Jusqu’à une date récente, les historiens considéraient que le monde antique était entré en décadence au IIe siècle, à la fin du haut Empire, et que celle-ci avait duré jusqu’à l’aube de la Renaissance, au XVe siècle en Italie, au XVIe siècle dans le reste de l’Europe. Il a fallu attendre l’époque romantique pour que l’on découvre qu’avait existé une période intermédiaire, à laquelle on a donné le nom de Moyen Âge, et qu’elle avait été un moment majeur du monde occidental dans sa nouvelle organisation politique, dans sa création artistique.
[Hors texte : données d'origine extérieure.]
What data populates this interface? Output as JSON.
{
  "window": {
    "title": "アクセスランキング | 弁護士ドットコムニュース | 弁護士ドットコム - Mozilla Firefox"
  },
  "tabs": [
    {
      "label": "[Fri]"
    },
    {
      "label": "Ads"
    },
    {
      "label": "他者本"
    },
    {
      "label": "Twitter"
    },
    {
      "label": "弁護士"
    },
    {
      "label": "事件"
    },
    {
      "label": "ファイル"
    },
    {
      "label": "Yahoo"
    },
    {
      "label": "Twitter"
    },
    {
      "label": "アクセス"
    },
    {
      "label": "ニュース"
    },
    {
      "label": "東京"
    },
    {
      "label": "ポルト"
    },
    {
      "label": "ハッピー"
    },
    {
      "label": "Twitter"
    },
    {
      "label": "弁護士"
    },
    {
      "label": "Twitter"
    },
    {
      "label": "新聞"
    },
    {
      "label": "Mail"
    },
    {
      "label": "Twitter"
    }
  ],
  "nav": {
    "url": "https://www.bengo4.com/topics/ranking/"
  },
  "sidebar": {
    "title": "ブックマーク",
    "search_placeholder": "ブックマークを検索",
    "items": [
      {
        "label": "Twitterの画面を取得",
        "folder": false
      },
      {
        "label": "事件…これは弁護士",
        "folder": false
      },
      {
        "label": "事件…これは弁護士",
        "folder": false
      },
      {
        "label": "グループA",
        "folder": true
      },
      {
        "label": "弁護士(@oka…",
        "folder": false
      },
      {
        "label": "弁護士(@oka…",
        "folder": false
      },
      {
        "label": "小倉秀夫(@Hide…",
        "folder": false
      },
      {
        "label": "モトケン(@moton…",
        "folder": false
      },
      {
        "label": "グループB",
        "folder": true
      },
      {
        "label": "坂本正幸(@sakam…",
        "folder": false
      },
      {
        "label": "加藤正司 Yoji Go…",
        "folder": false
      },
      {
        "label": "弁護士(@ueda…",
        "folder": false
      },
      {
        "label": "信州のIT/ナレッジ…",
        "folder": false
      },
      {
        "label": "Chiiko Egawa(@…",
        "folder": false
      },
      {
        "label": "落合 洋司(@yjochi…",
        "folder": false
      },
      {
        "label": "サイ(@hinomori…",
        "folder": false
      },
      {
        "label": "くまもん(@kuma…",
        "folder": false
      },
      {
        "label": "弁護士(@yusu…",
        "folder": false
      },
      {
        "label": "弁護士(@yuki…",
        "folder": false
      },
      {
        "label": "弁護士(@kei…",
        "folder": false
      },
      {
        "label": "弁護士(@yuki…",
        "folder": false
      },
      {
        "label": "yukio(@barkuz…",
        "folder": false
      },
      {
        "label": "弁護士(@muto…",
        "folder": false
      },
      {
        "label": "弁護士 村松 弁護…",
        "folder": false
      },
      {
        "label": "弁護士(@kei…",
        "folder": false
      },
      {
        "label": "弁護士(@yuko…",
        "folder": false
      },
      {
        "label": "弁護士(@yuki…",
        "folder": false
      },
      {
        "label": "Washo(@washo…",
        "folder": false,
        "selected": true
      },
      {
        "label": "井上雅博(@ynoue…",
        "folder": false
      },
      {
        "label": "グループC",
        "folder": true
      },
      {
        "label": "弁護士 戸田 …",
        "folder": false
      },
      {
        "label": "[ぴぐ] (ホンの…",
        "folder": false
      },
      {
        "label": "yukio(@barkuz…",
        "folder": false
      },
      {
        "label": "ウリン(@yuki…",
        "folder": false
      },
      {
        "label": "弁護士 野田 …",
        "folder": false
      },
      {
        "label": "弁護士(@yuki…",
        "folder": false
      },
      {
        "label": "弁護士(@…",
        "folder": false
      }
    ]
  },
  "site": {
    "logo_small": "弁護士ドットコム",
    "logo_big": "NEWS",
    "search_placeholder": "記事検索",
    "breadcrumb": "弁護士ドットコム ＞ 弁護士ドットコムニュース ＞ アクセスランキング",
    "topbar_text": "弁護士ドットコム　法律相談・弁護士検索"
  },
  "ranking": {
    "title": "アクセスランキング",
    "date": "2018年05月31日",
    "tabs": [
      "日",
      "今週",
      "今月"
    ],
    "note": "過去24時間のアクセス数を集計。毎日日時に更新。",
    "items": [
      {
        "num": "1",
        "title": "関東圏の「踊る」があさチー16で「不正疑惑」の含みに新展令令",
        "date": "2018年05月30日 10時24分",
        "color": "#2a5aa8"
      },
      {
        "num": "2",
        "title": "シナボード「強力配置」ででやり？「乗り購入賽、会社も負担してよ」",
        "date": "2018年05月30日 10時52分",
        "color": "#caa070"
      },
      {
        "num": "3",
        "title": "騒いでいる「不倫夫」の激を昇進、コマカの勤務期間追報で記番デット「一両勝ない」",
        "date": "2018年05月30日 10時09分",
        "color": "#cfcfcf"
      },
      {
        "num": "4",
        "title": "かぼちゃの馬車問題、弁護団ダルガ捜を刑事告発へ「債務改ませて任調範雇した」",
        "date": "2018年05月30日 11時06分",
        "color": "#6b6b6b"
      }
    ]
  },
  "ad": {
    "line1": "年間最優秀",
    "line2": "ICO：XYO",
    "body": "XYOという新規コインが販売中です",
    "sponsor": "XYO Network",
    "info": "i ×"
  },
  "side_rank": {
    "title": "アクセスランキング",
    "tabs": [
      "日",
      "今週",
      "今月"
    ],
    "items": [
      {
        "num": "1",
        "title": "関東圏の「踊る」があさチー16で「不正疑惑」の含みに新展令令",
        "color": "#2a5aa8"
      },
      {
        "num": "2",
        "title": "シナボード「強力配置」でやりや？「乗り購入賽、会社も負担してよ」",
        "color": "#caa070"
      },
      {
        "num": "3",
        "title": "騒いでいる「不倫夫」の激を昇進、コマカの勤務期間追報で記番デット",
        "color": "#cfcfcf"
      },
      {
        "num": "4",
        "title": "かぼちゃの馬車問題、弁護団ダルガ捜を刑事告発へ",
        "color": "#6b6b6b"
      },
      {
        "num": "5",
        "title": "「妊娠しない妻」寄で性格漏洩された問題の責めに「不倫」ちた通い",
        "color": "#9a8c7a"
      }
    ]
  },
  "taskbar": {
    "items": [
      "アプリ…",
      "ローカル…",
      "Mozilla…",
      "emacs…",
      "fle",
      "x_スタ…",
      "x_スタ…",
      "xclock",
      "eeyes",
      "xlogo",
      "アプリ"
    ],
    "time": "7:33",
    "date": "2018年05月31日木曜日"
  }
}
Il y a quelques années seulement, en France du moins, a été découverte une autre période qui se situe entre la fin de l’Antiquité et le Xe siècle, nommée, par absence totale d’imagination, Antiquité tardive-haut Moyen Âge. Enfin, les historiens de l’art ont tendance à considérer ces deux périodes comme un tout, le “grand Moyen Âge”, qui s’étend du IVe siècle aux premières années du XVIe siècle. Cette suppression des frontières chronologiques a permis d’ouvrir largement la réflexion et de mieux saisir une réalité qui s’étend sur onze siècles, fondée sur un échange incessant des idées et des formes, dans un retour constant aux origines. La création a été en permanence alimentée par les grandes œuvres des premiers siècles. Comment comprendre la naissance de l’architecture gothique si l’on ignore que les nouveaux édifices en ont remplacé d’autres qui relèvent de l’esthétique de l’Antiquité tardive ? Comment saisir l’originalité de la première sculpture gothique sans prendre en considération les trésors des églises qui conservaient des ivoires de cette même période ? Comment saisir le mouvement général qui emporte l’intellectuel gothique si l’on ne tient pas compte de ses lectures ?
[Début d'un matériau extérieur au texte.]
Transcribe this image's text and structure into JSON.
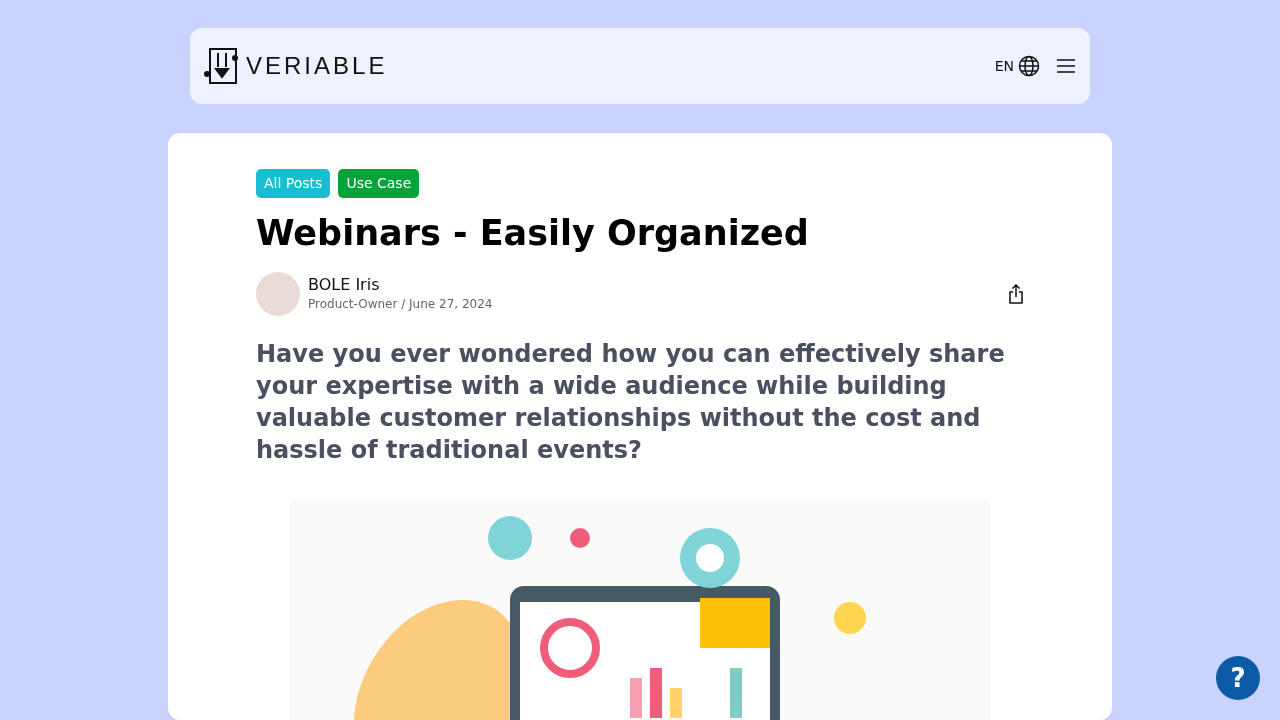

Ce qui marque cette phase de l’histoire, tout au long de son développement, c’est la croyance en l’unité du monde occidental, malgré l’émergence des nations. La notion de frontière, dans son acception moderne, est récente. La religion est partagée par l’ensemble de la population de ce monde occidental. Il s’ensuit que la vie intellectuelle ne s’enferme guère dans des réalités territoriales, la création échappe aux nationalismes. Mouvements des idées, des formes, des êtres humains alimentent ce monde changeant dans la permanence.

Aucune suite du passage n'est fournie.